A surge in the Thai baht has dampened tourist arrivals in Thailand, the nation’s Minister of Tourism and Sports Pitak Ratchakitprakarn told reporters. Thailand is Southeast Asia’s second-largest economy. Pitak said that he will raise a concern regarding the currency’s increasing value with the Bank of Thailand. Pitak also said that the matter will be discussed with the finance minister to identify measures to sustain the industry’s long-term growth.
In the last 12 months, the baht value increased 7.6 percent against the dollar affecting Thailand tourism. With that, baht is one of the best performers in emerging markets based on Bloomberg data. The tourist arrivals in Thailand dropped to 2.9 million last month from 3.03 million in the previous year.
According to Bloomberg, tourism accounts for nearly a fifth of the GDP. “Tourism is considered to be one of our country’s main revenue drivers. I will do everything I can to make sure that arrivals increase and more revenue is generated than before,” he said.
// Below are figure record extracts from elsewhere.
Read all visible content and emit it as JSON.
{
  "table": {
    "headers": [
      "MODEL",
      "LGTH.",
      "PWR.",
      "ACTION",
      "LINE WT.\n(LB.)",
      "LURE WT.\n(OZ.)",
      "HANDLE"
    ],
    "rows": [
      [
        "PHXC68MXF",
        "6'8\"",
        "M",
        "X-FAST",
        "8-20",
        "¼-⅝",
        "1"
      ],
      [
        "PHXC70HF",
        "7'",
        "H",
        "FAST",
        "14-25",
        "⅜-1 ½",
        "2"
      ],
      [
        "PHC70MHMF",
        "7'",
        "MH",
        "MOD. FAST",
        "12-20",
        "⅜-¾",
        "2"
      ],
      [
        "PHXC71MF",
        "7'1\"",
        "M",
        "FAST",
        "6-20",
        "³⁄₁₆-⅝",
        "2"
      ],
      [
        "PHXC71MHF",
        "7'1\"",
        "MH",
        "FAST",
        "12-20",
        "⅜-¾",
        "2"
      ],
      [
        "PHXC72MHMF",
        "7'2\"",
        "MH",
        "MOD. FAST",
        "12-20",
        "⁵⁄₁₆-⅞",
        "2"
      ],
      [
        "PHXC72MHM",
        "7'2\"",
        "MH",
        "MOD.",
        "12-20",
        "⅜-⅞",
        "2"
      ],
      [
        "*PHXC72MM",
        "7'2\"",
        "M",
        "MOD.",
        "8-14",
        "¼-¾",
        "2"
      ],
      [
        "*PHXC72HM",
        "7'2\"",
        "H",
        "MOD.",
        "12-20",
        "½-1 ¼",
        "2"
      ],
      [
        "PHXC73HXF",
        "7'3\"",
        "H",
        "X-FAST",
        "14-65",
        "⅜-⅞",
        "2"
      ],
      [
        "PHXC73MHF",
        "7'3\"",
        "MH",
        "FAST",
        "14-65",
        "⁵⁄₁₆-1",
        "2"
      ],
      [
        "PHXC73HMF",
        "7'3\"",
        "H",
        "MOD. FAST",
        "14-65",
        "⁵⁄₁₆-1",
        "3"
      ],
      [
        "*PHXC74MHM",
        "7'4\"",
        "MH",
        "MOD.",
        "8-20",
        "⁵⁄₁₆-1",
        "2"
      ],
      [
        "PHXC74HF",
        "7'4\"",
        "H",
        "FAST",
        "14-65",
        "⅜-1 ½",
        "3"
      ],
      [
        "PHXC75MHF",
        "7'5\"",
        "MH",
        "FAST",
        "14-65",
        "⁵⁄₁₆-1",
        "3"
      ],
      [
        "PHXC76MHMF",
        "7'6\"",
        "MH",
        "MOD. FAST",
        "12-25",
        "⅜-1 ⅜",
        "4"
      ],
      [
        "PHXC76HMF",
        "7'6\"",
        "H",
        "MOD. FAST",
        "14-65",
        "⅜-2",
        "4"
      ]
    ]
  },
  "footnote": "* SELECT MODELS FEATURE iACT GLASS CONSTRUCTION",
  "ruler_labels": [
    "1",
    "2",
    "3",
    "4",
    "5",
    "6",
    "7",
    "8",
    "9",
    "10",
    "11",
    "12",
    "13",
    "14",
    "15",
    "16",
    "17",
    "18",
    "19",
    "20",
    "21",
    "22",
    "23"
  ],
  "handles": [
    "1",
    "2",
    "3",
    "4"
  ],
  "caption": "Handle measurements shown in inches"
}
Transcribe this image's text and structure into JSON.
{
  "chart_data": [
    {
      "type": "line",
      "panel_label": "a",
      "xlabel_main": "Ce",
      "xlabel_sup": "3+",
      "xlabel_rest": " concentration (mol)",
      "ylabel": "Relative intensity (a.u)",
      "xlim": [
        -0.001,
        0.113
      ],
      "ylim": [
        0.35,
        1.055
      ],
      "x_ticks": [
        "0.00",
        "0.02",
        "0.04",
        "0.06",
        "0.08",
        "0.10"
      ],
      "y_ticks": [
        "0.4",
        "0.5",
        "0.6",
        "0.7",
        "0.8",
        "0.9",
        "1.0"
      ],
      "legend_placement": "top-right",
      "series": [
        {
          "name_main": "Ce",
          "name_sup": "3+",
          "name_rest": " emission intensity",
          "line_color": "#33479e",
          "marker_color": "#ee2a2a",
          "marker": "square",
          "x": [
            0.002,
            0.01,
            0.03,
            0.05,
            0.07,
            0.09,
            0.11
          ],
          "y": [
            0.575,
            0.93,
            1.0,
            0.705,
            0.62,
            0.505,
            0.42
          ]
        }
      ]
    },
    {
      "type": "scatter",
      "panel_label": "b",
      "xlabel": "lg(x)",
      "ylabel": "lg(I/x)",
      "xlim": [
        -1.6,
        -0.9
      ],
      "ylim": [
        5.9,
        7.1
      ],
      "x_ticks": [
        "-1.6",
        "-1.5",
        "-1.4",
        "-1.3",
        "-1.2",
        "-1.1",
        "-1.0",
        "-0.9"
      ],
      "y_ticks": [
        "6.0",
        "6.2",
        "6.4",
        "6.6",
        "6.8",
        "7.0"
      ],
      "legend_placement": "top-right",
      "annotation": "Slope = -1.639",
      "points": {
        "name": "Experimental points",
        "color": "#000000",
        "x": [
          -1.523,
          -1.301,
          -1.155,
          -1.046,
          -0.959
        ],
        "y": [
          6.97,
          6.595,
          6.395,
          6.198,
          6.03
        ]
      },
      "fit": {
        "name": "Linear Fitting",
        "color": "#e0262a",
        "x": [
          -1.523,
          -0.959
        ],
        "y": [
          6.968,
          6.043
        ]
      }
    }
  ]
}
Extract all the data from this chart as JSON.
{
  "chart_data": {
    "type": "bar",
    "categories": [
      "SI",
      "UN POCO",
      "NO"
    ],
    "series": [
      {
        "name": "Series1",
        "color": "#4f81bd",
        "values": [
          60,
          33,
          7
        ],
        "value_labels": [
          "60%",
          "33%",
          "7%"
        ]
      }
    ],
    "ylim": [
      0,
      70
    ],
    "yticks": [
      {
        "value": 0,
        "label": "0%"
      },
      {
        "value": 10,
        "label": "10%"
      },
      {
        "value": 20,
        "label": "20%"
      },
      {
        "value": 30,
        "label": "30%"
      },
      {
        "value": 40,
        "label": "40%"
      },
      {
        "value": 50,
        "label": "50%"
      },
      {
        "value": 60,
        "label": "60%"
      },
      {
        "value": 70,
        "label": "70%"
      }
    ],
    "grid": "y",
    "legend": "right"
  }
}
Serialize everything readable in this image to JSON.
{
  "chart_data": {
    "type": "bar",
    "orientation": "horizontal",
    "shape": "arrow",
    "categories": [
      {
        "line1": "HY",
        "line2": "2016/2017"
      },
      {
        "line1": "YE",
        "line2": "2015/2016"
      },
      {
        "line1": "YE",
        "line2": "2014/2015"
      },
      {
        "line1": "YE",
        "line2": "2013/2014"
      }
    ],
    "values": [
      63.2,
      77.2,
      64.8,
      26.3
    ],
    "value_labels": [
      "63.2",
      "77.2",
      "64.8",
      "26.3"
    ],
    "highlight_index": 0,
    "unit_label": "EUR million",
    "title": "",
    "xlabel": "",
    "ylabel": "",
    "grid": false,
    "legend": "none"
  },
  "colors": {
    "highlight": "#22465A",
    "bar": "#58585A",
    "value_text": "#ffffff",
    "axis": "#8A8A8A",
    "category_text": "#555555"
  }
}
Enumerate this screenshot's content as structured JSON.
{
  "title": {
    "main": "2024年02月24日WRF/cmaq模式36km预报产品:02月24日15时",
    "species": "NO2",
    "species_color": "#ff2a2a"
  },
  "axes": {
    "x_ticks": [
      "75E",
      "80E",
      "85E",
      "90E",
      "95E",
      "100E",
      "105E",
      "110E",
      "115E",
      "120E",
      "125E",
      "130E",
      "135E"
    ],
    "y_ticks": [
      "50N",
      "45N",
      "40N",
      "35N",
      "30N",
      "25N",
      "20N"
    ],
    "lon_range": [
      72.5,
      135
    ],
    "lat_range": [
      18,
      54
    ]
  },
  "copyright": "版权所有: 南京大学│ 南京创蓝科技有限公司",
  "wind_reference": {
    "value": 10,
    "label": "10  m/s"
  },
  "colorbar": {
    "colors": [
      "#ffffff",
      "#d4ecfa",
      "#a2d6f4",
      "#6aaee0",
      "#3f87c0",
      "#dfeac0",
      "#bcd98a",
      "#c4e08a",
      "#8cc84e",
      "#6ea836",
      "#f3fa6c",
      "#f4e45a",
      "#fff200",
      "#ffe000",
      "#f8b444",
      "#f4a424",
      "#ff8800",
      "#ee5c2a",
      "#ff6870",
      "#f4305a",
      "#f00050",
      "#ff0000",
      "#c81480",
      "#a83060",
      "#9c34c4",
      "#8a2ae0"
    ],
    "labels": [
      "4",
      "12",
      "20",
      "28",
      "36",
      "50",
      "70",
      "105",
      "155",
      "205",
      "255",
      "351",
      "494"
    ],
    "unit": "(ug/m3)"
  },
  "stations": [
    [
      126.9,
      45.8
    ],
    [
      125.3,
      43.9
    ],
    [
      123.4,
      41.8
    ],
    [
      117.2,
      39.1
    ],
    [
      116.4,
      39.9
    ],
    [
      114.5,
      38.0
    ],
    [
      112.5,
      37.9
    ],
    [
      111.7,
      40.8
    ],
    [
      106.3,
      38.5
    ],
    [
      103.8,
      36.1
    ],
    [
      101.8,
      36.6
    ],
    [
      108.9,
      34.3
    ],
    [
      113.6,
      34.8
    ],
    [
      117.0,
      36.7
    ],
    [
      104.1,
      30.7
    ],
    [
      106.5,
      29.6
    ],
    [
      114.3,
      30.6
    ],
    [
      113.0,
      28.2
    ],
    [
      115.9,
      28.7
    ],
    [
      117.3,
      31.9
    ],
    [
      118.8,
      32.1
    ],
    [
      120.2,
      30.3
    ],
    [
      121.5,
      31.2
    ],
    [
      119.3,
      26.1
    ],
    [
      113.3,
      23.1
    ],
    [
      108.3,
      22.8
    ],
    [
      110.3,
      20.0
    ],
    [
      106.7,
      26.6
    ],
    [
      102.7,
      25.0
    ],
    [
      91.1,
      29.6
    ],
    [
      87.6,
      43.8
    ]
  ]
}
Meanwhile, the central bank has said that cutting interest rate might only have a minimal impact on the baht’s growing value. Instead, the central bank is planning to ease the policies on money outflows by providing additional flexibility on portfolio investments, Deputy Governor Mathee Supapongse said. Other measures such as lowering the bond supply might also help in the matter.
“Interest rates alone can’t fix all problems,” Governor Veerathai Santiprabhob said. “Every policy comes with costs. No policy is free, so we have to consider them carefully and look at whether they suit the situation at that time.”
Veerathai also added that cutting interest rate might not have a significant effect because Thailand’s real rate is low compared to other regional countries. The central bank is willing to adjust rates which might take place in the coming months.